Contrato “forjado” depois da transferência
Os magistrados
lembram que foi apresentado um documento datado de Outubro de 2011 para
justificar o empréstimo, mas notam que numa busca foi apreendida uma mensagem
de correio electrónico trocada em Setembro de 2014 entre um subalterno e Jean
Luc Shneider com o ficheiro contendo o tal documento datado de 2011, mas sem
assinatura e com erros ortográficos, corrigidos nos documentos apresentados
pela defesa. “A testemunha Jean Luc Schneider não conseguiu explicar a razão do
envio desse documento. Mais, da análise dos metadados do documento (…) resulta
que o mesmo foi criado em 01/09/2014 por Anne Claude Deriaz, colaboradora da
Enterprises”. E remata-se: “Em suma, o tribunal colectivo formou a convicção
que o documento justificativo da celebração do contrato de empréstimo foi
forjado em data muito posterior à da realização da transferência, e que o
arguido utilizou em proveito próprio o montante em causa”.
Os juízes não
acreditaram igualmente na justificação dada pela defesa para a terceira tranche
de perto de quatro milhões de euros, transferidos em Novembro de 2011 por
Henrique Granadeiro, que liderou durante anos a PT, após ter recebido um total
de 14 milhões de euros da Enterprises numa conta em nome de uma offshore que
controlava. Os quatro milhões acabaram numa conta em nome de uma empresa criada
no Panamá que tinha como beneficiária a mulher de Salgado. O colectivo nota “a
manifesta contradição” no que a mulher de Salgado fez constar na abertura da
conta - que a mesma tinha como objectivo receber o reembolso de um empréstimo
concedido pelo marido a um membro do GES, - e a justificação dada pelo
procurador de Granadeiro quando o dinheiro foi transferido: o valor
destinava-se à compra de um imóvel em Portugal.
A transferência
dos 14 milhões da Enterprises para Granadeiro – que o Ministério Público diz
serem luvas de Salgado para pagar o favorecimento dos interesses do GES na PT,
mas que o juiz Ivo Rosa mandou arquivar – foi justificado pelo antigo gestor da
operadora de telecomunicações ao tribunal com a venda de 30% de uma sociedade
agro-pecuária que detém uma herdade no Alentejo e na qual queria construir um
campo de golf e reabilitar uma casa senhorial para a transformar num hotel de
charme. “Esta explicação seria credível se tal tivesse realmente ocorrido”,
sublinham os juízes.
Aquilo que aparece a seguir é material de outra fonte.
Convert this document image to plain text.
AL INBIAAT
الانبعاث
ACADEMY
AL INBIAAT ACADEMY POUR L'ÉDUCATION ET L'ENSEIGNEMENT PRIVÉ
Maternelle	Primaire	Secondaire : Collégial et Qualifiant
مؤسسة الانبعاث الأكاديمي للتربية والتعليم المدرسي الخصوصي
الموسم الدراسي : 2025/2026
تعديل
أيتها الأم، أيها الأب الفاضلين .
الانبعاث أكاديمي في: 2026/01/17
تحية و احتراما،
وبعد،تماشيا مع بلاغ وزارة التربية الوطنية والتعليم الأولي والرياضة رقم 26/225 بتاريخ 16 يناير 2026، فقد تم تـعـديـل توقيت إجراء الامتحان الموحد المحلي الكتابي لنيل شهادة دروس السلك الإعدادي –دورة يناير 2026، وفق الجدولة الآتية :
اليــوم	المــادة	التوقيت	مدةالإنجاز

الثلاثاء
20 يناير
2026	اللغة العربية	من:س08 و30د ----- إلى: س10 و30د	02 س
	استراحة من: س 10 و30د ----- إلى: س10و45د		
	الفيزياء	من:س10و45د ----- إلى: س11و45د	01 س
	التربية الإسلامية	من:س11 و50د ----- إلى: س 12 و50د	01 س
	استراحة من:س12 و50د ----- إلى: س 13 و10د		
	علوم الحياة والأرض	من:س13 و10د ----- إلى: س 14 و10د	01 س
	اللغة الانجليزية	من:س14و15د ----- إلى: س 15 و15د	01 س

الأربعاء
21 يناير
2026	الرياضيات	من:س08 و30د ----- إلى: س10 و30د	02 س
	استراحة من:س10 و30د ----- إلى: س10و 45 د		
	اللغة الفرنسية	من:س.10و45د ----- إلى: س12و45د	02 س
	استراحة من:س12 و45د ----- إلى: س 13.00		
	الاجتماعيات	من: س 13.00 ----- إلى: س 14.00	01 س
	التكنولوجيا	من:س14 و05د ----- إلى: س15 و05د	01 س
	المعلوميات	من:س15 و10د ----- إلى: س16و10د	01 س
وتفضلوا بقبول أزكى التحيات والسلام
Mas, enfatizam, apenas ocorreu a transferência, a
“aplicação desse capital não foi realizada”. Estranham igualmente que a
primeira transferência do dinheiro tenha sido feita sem que fosse formalizado
qualquer acordo (que data de Janeiro de 2012, uns meses mais tarde) e que tenha
sido escolhido para adquirente uma empresa sem qualquer actividade. Apesar
disso, só em Julho de 2016 é que a sociedade agro-pecuária fez constar da
informação empresarial a participação de 30% da Enterprises.
“Esta prova
indiciária é suficiente para criar a convicção do tribunal colectivo do
contrato em causa constituir uma justificação serôdia para as transferências
efectuadas”, lê-se na decisão. A justificação para o retorno dos perto de
quatro milhões para Salgado, que teria o objectivo de pagar uma casa de Salgado
no Brasil que Granadeiro iria adquirir também não convenceu os juízes. A defesa
apresentou duas avaliações do imóvel, mas a primeira transferência realizou-se
antes de uma delas ser realizada, destaca o acórdão. “Por outro lado, esta
transferência foi efectuada sem que tenha existido qualquer contrato promessa,
nem tão pouco a escritura de compra e venda e subsequente registo”,
sublinha-se. Os juízes notam ainda que o advogado brasileiro que acompanhou a
construção da casa e que foi arrolado pela defesa de Salgado disse que nunca
lhe foi pedido para formalizar a venda do imóvel, mas apenas, em 2015, a
realização de uma escritura de doação da parte de Salgado a favor da mulher.